The most important step in analytics is, to begin with a business problem that we are trying to solve. Like, the optimum price to boost revenue, or how to gain more customers by customising the product, or how to solve certain infrastructural bottlenecks in the supply chain, etc. The next step is to plan the work. Estimation of the effort that will be required to analyse the data obtained is important. Then we build a business case to put all this together, to get the support of the leadership. After this part of the business problem is sorted, we need to begin by asking questions about the data we want.
First, is it possible to obtain the data, because if there no data availability, then there is no point even thinking of analysis. Second, if the data is available, then what is the quality of the data, whether it is very noisy and beyond cleaning or can it be cleaned and made fit for statistical modelling. Most data obtained from real-world scenarios are often very noisy and need immense cleaning. Next, we also need to worry about the type and level of data – whether it is an individual basis or macro-level data. There are a lot of other problem-specific and method-specific points that we need to keep in mind before we can start the analysis.
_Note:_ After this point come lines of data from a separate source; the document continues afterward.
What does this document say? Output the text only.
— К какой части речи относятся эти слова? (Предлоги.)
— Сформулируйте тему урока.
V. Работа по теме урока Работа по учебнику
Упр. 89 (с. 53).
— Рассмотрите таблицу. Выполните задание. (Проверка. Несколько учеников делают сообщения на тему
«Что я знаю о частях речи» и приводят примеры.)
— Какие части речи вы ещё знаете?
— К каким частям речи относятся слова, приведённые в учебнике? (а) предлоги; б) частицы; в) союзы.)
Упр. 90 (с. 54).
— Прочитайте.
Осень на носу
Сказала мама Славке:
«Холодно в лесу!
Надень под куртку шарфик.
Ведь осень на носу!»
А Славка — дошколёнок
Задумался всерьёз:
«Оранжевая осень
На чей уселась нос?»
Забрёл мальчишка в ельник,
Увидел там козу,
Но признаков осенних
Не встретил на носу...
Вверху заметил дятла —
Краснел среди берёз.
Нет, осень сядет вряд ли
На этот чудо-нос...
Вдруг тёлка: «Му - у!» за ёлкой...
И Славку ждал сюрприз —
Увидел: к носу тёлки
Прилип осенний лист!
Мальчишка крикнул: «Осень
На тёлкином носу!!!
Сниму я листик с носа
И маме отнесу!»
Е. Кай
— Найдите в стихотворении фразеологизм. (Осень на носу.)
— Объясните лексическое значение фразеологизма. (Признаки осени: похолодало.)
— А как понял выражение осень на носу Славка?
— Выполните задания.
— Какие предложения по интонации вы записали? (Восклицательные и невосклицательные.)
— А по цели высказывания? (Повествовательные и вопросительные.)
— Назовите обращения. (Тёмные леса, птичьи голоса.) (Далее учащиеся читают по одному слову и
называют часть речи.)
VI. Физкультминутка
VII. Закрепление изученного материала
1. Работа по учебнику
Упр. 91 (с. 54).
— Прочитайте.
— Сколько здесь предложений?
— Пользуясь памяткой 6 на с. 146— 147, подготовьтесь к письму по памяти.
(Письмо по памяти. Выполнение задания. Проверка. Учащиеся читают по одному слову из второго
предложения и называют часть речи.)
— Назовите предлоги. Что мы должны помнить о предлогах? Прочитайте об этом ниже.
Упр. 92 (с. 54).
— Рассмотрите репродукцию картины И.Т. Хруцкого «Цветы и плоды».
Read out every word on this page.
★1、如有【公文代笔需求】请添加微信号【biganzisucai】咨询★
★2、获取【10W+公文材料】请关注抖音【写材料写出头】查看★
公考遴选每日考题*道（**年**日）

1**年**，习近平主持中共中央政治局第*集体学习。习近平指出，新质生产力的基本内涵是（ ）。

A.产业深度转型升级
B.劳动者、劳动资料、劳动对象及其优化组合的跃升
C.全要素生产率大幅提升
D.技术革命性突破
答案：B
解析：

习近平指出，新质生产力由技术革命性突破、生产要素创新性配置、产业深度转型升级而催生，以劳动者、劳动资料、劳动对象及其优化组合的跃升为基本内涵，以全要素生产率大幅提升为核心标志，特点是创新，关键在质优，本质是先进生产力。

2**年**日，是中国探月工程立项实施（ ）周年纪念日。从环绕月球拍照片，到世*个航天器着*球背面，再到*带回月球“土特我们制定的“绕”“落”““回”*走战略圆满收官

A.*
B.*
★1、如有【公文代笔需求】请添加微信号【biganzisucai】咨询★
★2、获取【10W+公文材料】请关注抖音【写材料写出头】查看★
Thus, once we have figured out the problems of the way to solve it and the possible sources of data and estimated the cost of analysis and interpretation, we can begin with the actual exercise. The first and most important thing is to get the data. Once we get the data, we need to store it safely and clean it thoroughly to get proper and unbiased results from our fitted models. After that is the actual process of analysis, model fitting, visualising the fitted models and finally, forecasting from these models.
There can be no scenario imagined which doesn’t involve the analysis of data in its different forms. A huge amount of data is being created at every juncture every single day. The mere size of this data makes it impossible for us to be able to handle or analyze and make sense of the data manually without the use of proper data analysis tools and techniques. Thus, it wouldn’t be wrong to say that analytics is our present, and our future as well.